If there’s one thing that’s unique about Ananda Yoga, it’s asana affirmations. It’s tempting to say, “Ah, here’s something definitive: without affirmations, it’s not Ananda Yoga.” When I asked Swami Kriyananda about this, he took a different stance:

“Obviously, the center of Ananda Yoga is not the fact of having affirmations. The center of Ananda Yoga is the way in which it helps our meditation, our stillness. Sometimes those affirmations can seem a bit childish, and I can see how people might resist doing them and still feel they were working with the energy and so on. Nonetheless, they’re a good thing, and they do help your consciousness. Beyond that I don’t know what to say; you’ll have to use your own intuition on the matter.”

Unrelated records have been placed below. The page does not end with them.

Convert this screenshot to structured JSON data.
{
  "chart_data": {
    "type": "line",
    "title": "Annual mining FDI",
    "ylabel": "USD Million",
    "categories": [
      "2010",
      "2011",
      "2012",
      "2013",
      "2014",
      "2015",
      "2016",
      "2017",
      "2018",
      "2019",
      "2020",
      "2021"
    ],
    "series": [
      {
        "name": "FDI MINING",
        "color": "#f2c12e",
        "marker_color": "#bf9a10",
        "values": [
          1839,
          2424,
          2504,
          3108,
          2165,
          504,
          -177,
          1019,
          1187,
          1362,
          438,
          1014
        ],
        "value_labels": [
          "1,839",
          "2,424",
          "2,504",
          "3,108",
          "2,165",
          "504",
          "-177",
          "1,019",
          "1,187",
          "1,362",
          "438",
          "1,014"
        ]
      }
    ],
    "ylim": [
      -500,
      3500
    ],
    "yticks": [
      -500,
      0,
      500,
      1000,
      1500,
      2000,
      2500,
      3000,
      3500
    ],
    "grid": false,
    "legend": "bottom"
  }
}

I won’t try to sell you a once-and-for-all interpretation of this statement, but I will share with you the understanding I’ve gained so far (with luck, my understanding will improve over time): It’s not a question of whether we can do Ananda Yoga without affirmations. We can. The real question is, what leads us most quickly to our goal? Whatever that is, we’ll do it if we’re serious about the goal. Affirmations are not the goal; raising consciousness is the goal. But as Swami put it, affirmations “do help your consciousness,” i.e., they are a means to the goal. It seems clear to me that, in the absence of an equal or better tool, a serious Ananda Yogi will want to use the affirmations.

Remember, an affirmation is not an attempt to define (and therefore limit) our experience of an asana; it’s a tool for attuning ourselves to the essence of the asana. In the beginning, we might simply repeat it over and over, trying somehow to “catch the wave.” But our use of the affirmation will evolve as our practice deepens.

My own approach is more like this: Over a long period (weeks, months), the affirmation helps guide me to a more intuitive, more “feeling” understanding of the asana. As my understanding grows, I’ll repeat the affirmation less—eventually just once or twice, to give direction to my attunement efforts. It’s not the affirmation that takes me into that essence; it’s my feeling capacity, guided by the affirmation.

It’s as though the affirmation guides me through a doorway into a deeper experience of the asana. Once I’m through the doorway, I don’t need the affirmation anymore; I return to it only if my attention wanders. But make no mistake: it takes focus to unlock the door, and I’ve found Swami’s affirmations invaluable for that.

In teaching classes, I encourage use of the affirmations because they help students break the hypnosis of physicality, begin to understand the asanas, and bring their energy inward and upward. When their practice deepens, I advise students to let their feeling nature take over so that they may go deeper still—but as I said, not to discard the affirmation entirely.

The Ultimate Criterion

Above all, what really defines Ananda Yoga is the vibration of Paramhansa Yogananda. Earlier I said that each yoga tradition is a “specific ray of divine grace.” In Ananda’s case, that ray comes through Yogananda. You experienced that ray when you took AYTT. Kriyananda drew upon that ray in order to develop Ananda Yoga. When I asked Swami how to be the best Ananda Yoga teachers we can be, his answer was basically, “Try to tune in to Master.”

It doesn’t matter whether you are a disciple or not. Masters will aid anyone who calls upon them. If you really want to feel and teach the essence of Ananda Yoga, call upon Paramhansa Yogananda. Ask for his guidance, and try to tune in to his consciousness. As you refine your efforts, you’ll not wonder what is and what is not Ananda Yoga. You’ll know.